Capítulo IV – A Comunicação da Sustentabilidade e seus desafios
4.3. A divulgação da sustentabilidade por meio dos relatórios
Os primeiros registros e esboços de relatórios de Responsabilidade Social surgiram na década de 60 nos Estados Unidos e Europa e significaram um avanço dos relatórios financeiros, que já se mostravam insuficientes e ineficientes diante da necessidade de informações demonstradas pelos consumidores e partes interessadas, que buscavam conhecer mais sobre o comportamento e postura da empresa em todas as suas áreas de impacto.
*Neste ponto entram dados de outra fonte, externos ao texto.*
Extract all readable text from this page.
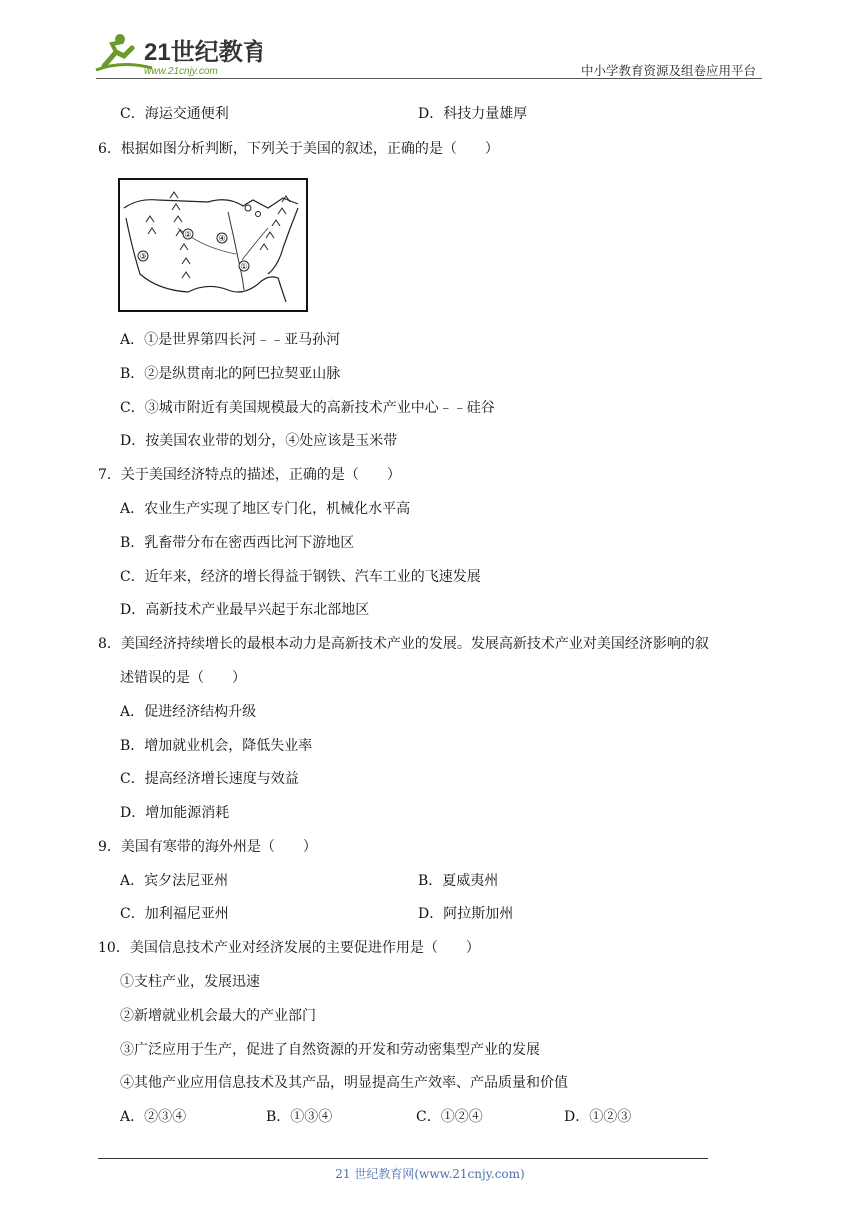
21世纪教育
www.21cnjy.com	中小学教育资源及组卷应用平台
C．海运交通便利	D．科技力量雄厚
6．根据如图分析判断，下列关于美国的叙述，正确的是（　　）
③
②	④
①
A．①是世界第四长河﹣﹣亚马孙河
B．②是纵贯南北的阿巴拉契亚山脉
C．③城市附近有美国规模最大的高新技术产业中心﹣﹣硅谷
D．按美国农业带的划分，④处应该是玉米带
7．关于美国经济特点的描述，正确的是（　　）
A．农业生产实现了地区专门化，机械化水平高
B．乳畜带分布在密西西比河下游地区
C．近年来，经济的增长得益于钢铁、汽车工业的飞速发展
D．高新技术产业最早兴起于东北部地区
8．美国经济持续增长的最根本动力是高新技术产业的发展。发展高新技术产业对美国经济影响的叙
述错误的是（　　）
A．促进经济结构升级
B．增加就业机会，降低失业率
C．提高经济增长速度与效益
D．增加能源消耗
9．美国有寒带的海外州是（　　）
A．宾夕法尼亚州	B．夏威夷州
C．加利福尼亚州	D．阿拉斯加州
10．美国信息技术产业对经济发展的主要促进作用是（　　）
①支柱产业，发展迅速
②新增就业机会最大的产业部门
③广泛应用于生产，促进了自然资源的开发和劳动密集型产业的发展
④其他产业应用信息技术及其产品，明显提高生产效率、产品质量和价值
A．②③④	B．①③④	C．①②④	D．①②③
21 世纪教育网(www.21cnjy.com)
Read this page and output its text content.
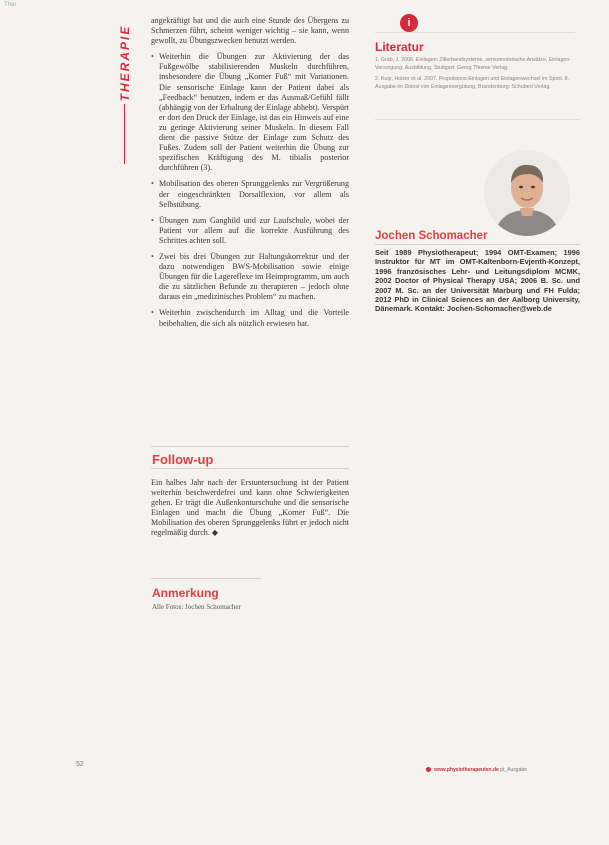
Ther
THERAPIE

angekräftigt hat und die auch eine Stunde des Übergens zu Schmerzen führt, scheint weniger wichtig – sie kann, wenn gewollt, zu Übungszwecken benutzt werden.

• Weiterhin die Übungen zur Aktivierung der das Fußgewölbe stabilisierenden Muskeln durchführen, insbesondere die Übung „Korner Fuß“ mit Variationen. Die sensorische Einlage kann der Patient dabei als „Feedback“ benutzen, indem er das Ausmaß/Gefühl fällt (abhängig von der Erhaltung der Einlage abhebt). Verspürt er dort den Druck der Einlage, ist das ein Hinweis auf eine zu geringe Aktivierung seiner Muskeln. In diesem Fall dient die passive Stütze der Einlage zum Schutz des Fußes. Zudem soll der Patient weiterhin die Übung zur spezifischen Kräftigung des M. tibialis posterior durchführen (3).
• Mobilisation des oberen Sprunggelenks zur Vergrößerung der eingeschränkten Dorsalflexion, vor allem als Selbstübung.
• Übungen zum Ganghild und zur Laufschule, wobei der Patient vor allem auf die korrekte Ausführung des Schrittes achten soll.
• Zwei bis drei Übungen zur Haltungskorrektur und der dazu notwendigen BWS-Mobilisation sowie einige Übungen für die Lagereflexe im Heimprogramm, um auch die zu sätzlichen Befunde zu therapieren – jedoch ohne daraus ein „medizinisches Problem“ zu machen.
• Weiterhin zwischendurch im Alltag und die Vorteile beibehalten, die sich als nützlich erwiesen hat.
Follow-up
Ein halbes Jahr nach der Erstuntersuchung ist der Patient weiterhin beschwerdefrei und kann ohne Schwierigkeiten gehen. Er trägt die Außenkonturschuhe und die sensorische Einlagen und macht die Übung „Korner Fuß“. Die Mobilisation des oberen Sprunggelenks führt er jedoch nicht regelmäßig durch. ◆
Anmerkung
Alle Fotos: Jochen Schomacher
i
Literatur
1. Gräb, J. 2006. Einlagen: Zillerbandsysteme, sensomotorische Ansätze, Einlagen-Versorgung. Ausbildung, Stuttgart: Georg Thieme Verlag.
2. Kuip, Holzer et al. 2007. Propulsions-Einlagen und Einlagenwechsel im Sport. 8. Ausgabe im Dienst von Einlagenvergütung, Brandenburg: Schubert Verlag.
Jochen Schomacher
Seit 1989 Physiotherapeut; 1994 OMT-Examen; 1996 Instruktor für MT im OMT-Kaltenborn-Evjenth-Konzept, 1996 französisches Lehr- und Leitungsdiplom MCMK, 2002 Doctor of Physical Therapy USA; 2006 B. Sc. und 2007 M. Sc. an der Universität Marburg und FH Fulda; 2012 PhD in Clinical Sciences an der Aalborg University, Dänemark. Kontakt: Jochen-Schomacher@web.de
52
www.physiotherapeuten.de pt_Ausgabe
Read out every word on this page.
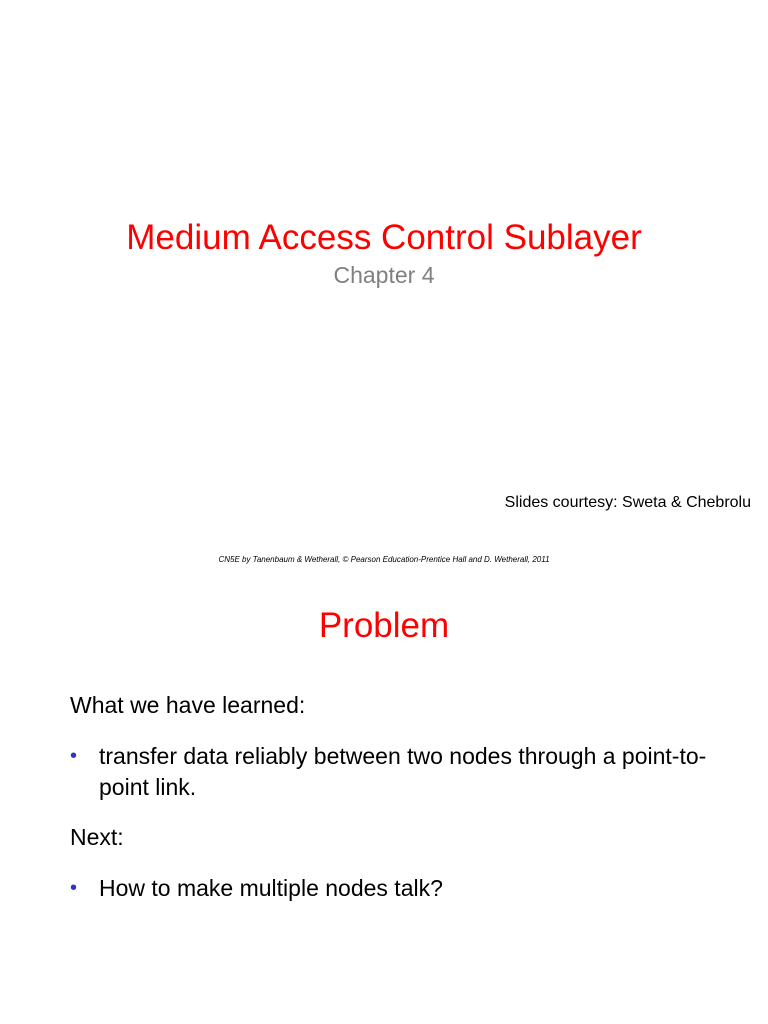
Medium Access Control Sublayer
Chapter 4
Slides courtesy: Sweta & Chebrolu
CN5E by Tanenbaum & Wetherall, © Pearson Education-Prentice Hall and D. Wetherall, 2011
Problem
What we have learned:
• transfer data reliably between two nodes through a point-to-point link.
Next:
• How to make multiple nodes talk?
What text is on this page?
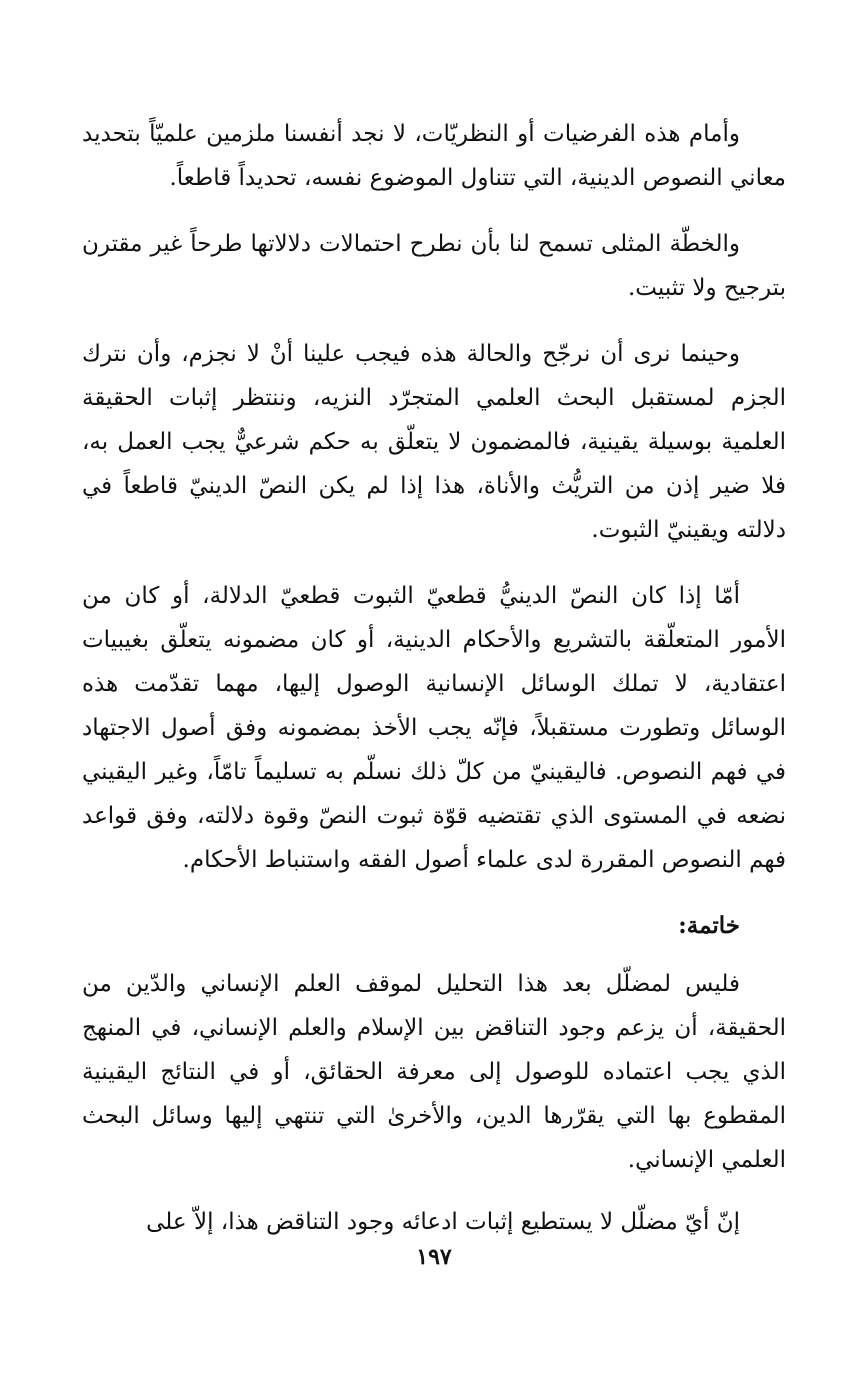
وأمام هذه الفرضيات أو النظريّات، لا نجد أنفسنا ملزمين علميّاً بتحديد معاني النصوص الدينية، التي تتناول الموضوع نفسه، تحديداً قاطعاً.

والخطّة المثلى تسمح لنا بأن نطرح احتمالات دلالاتها طرحاً غير مقترن بترجيح ولا تثبيت.

وحينما نرى أن نرجّح والحالة هذه فيجب علينا أنْ لا نجزم، وأن نترك الجزم لمستقبل البحث العلمي المتجرّد النزيه، وننتظر إثبات الحقيقة العلمية بوسيلة يقينية، فالمضمون لا يتعلّق به حكم شرعيٌّ يجب العمل به، فلا ضير إذن من التريُّث والأناة، هذا إذا لم يكن النصّ الدينيّ قاطعاً في دلالته ويقينيّ الثبوت.

أمّا إذا كان النصّ الدينيُّ قطعيّ الثبوت قطعيّ الدلالة، أو كان من الأمور المتعلّقة بالتشريع والأحكام الدينية، أو كان مضمونه يتعلّق بغيبيات اعتقادية، لا تملك الوسائل الإنسانية الوصول إليها، مهما تقدّمت هذه الوسائل وتطورت مستقبلاً، فإنّه يجب الأخذ بمضمونه وفق أصول الاجتهاد في فهم النصوص. فاليقينيّ من كلّ ذلك نسلّم به تسليماً تامّاً، وغير اليقيني نضعه في المستوى الذي تقتضيه قوّة ثبوت النصّ وقوة دلالته، وفق قواعد فهم النصوص المقررة لدى علماء أصول الفقه واستنباط الأحكام.

خاتمة:

فليس لمضلّل بعد هذا التحليل لموقف العلم الإنساني والدّين من الحقيقة، أن يزعم وجود التناقض بين الإسلام والعلم الإنساني، في المنهج الذي يجب اعتماده للوصول إلى معرفة الحقائق، أو في النتائج اليقينية المقطوع بها التي يقرّرها الدين، والأخرىٰ التي تنتهي إليها وسائل البحث العلمي الإنساني.

إنّ أيّ مضلّل لا يستطيع إثبات ادعائه وجود التناقض هذا، إلاّ على

١٩٧
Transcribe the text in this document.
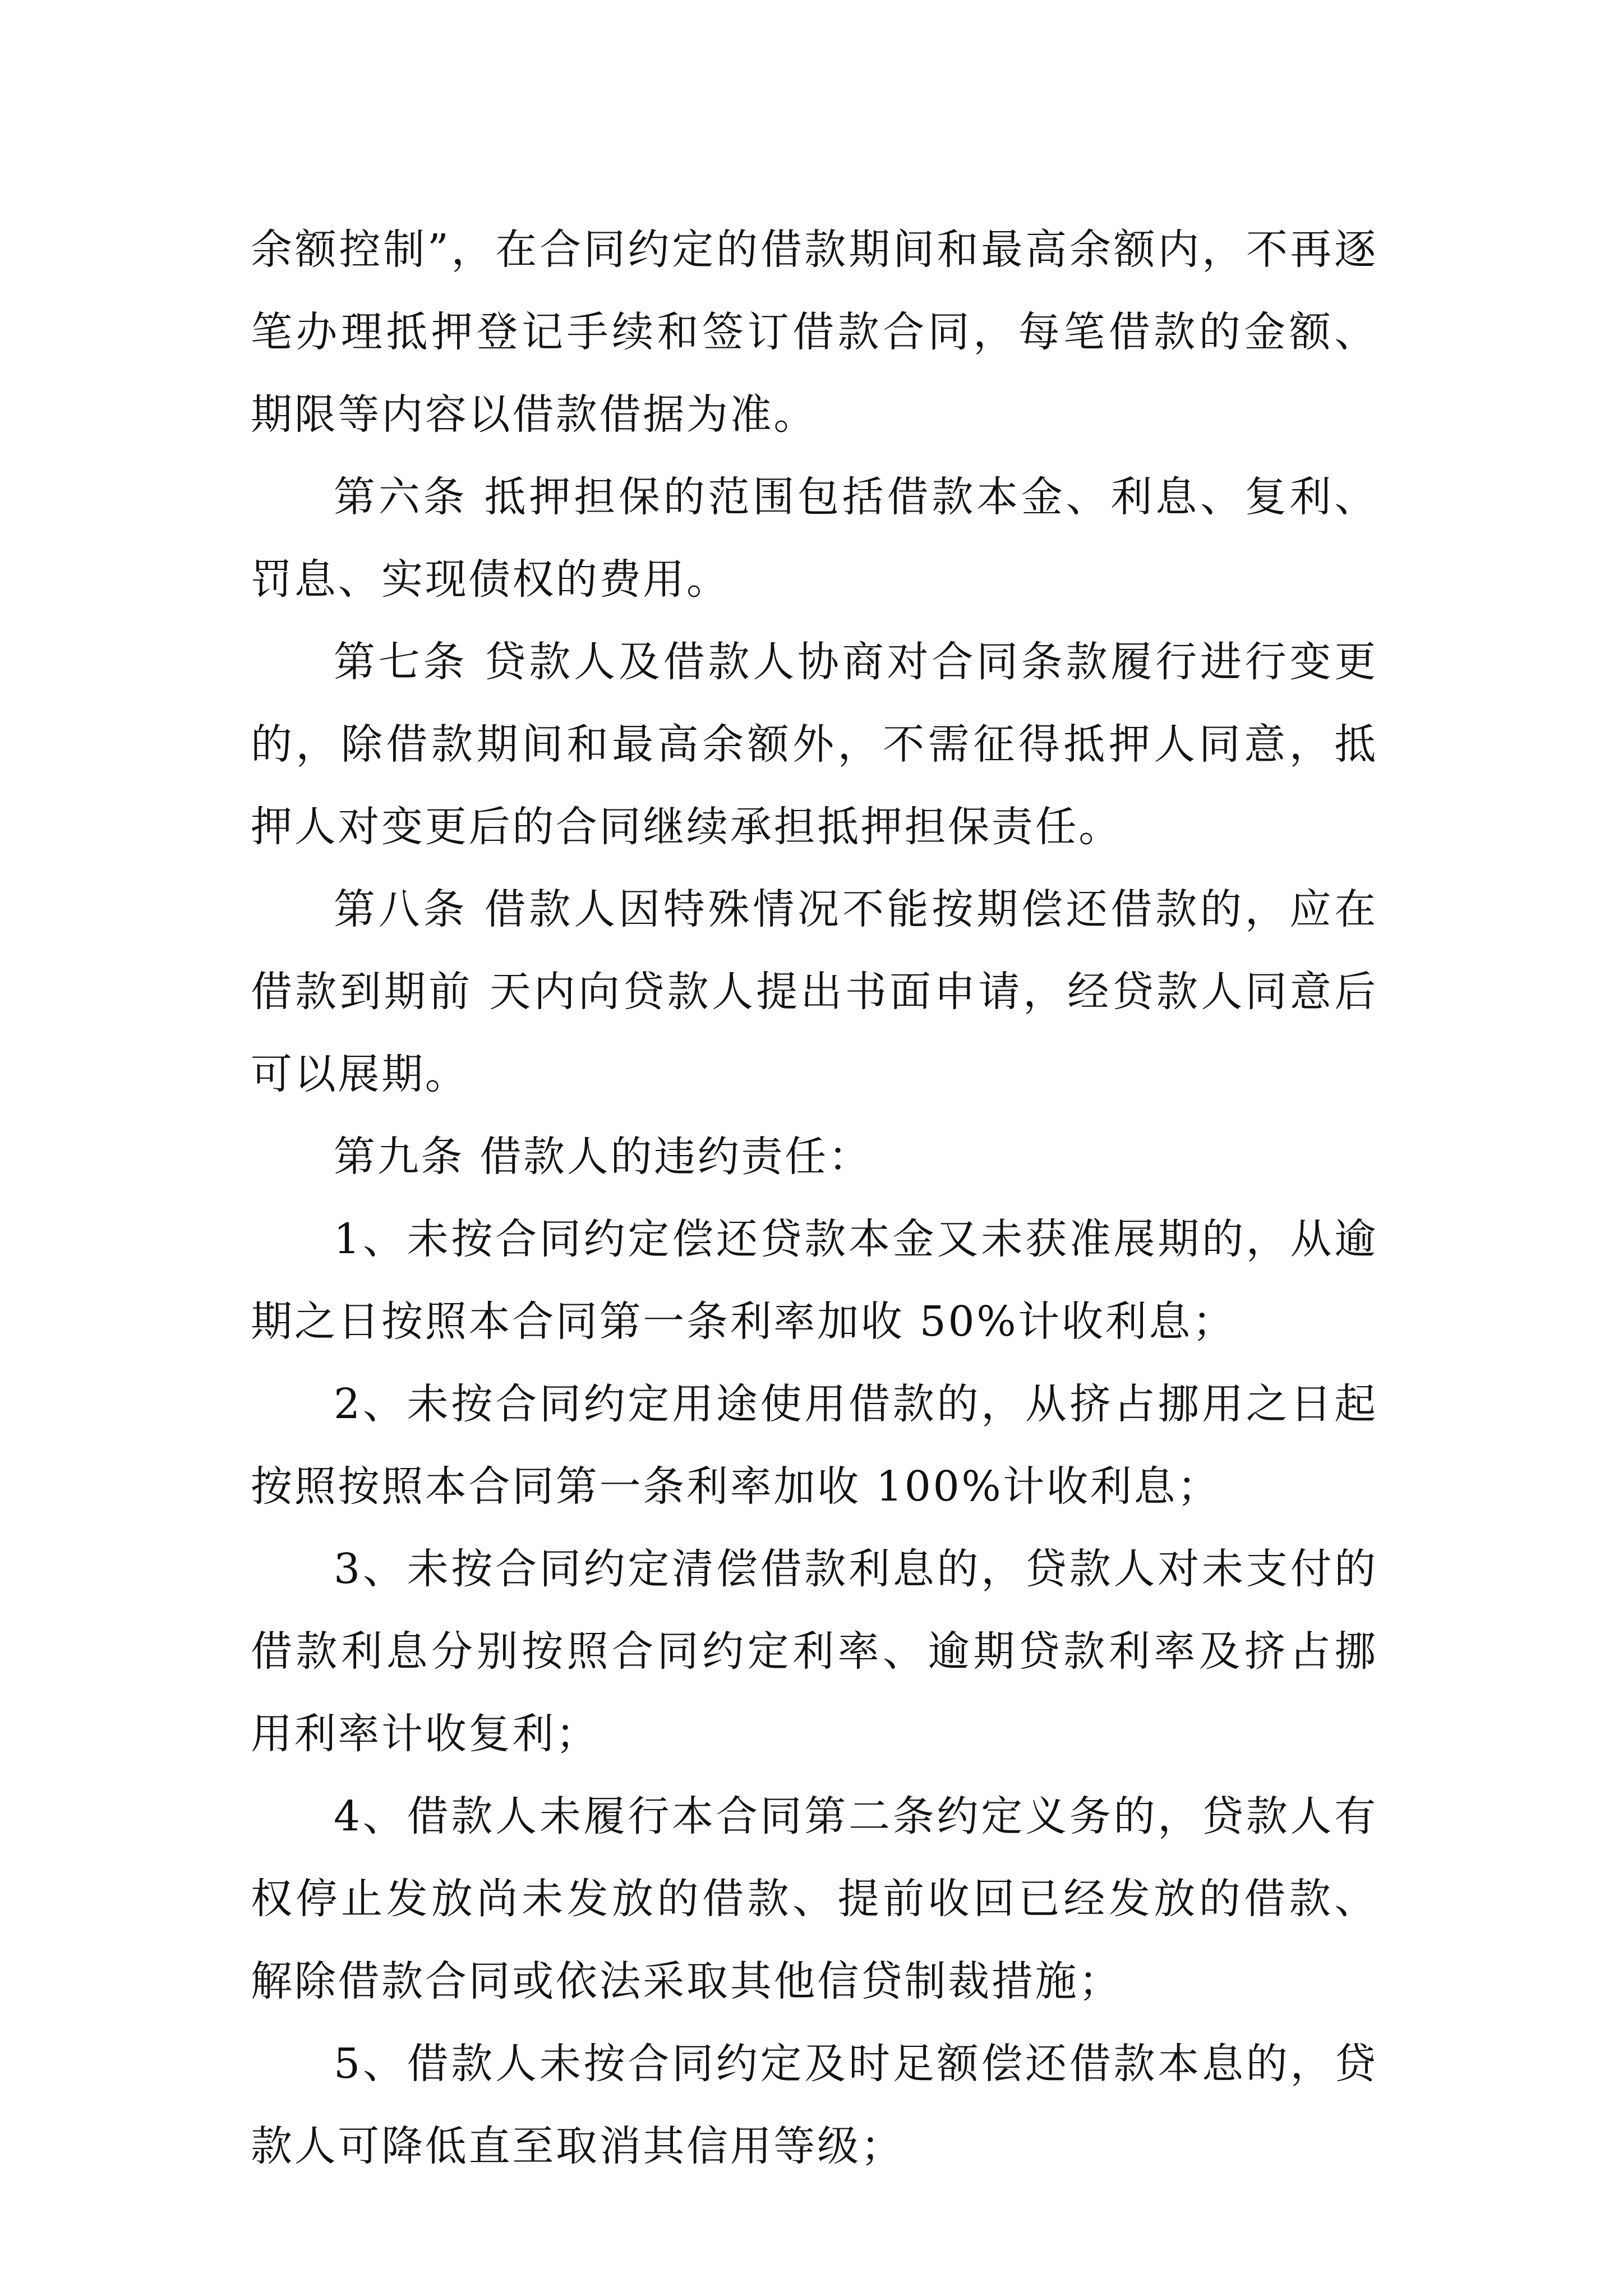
余额控制”，在合同约定的借款期间和最高余额内，不再逐笔办理抵押登记手续和签订借款合同，每笔借款的金额、期限等内容以借款借据为准。

第六条 抵押担保的范围包括借款本金、利息、复利、罚息、实现债权的费用。

第七条 贷款人及借款人协商对合同条款履行进行变更的，除借款期间和最高余额外，不需征得抵押人同意，抵押人对变更后的合同继续承担抵押担保责任。

第八条 借款人因特殊情况不能按期偿还借款的，应在借款到期前 天内向贷款人提出书面申请，经贷款人同意后可以展期。

第九条 借款人的违约责任：

1、未按合同约定偿还贷款本金又未获准展期的，从逾期之日按照本合同第一条利率加收 50%计收利息；

2、未按合同约定用途使用借款的，从挤占挪用之日起按照按照本合同第一条利率加收 100%计收利息；

3、未按合同约定清偿借款利息的，贷款人对未支付的借款利息分别按照合同约定利率、逾期贷款利率及挤占挪用利率计收复利；

4、借款人未履行本合同第二条约定义务的，贷款人有权停止发放尚未发放的借款、提前收回已经发放的借款、解除借款合同或依法采取其他信贷制裁措施；

5、借款人未按合同约定及时足额偿还借款本息的，贷款人可降低直至取消其信用等级；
Na ocasião, empresas ligadas a guerra do Vietnã, sob ameaça de boicote por parte dos consumidores, viram na publicação de relatórios uma forma de demonstrar sua conduta ética e informações de caráter social. Nas décadas seguintes e com o desenvolvimento dos métodos de demonstração de resultados, nos relatórios passaram a constar informações do âmbito financeiro, ambiental e social.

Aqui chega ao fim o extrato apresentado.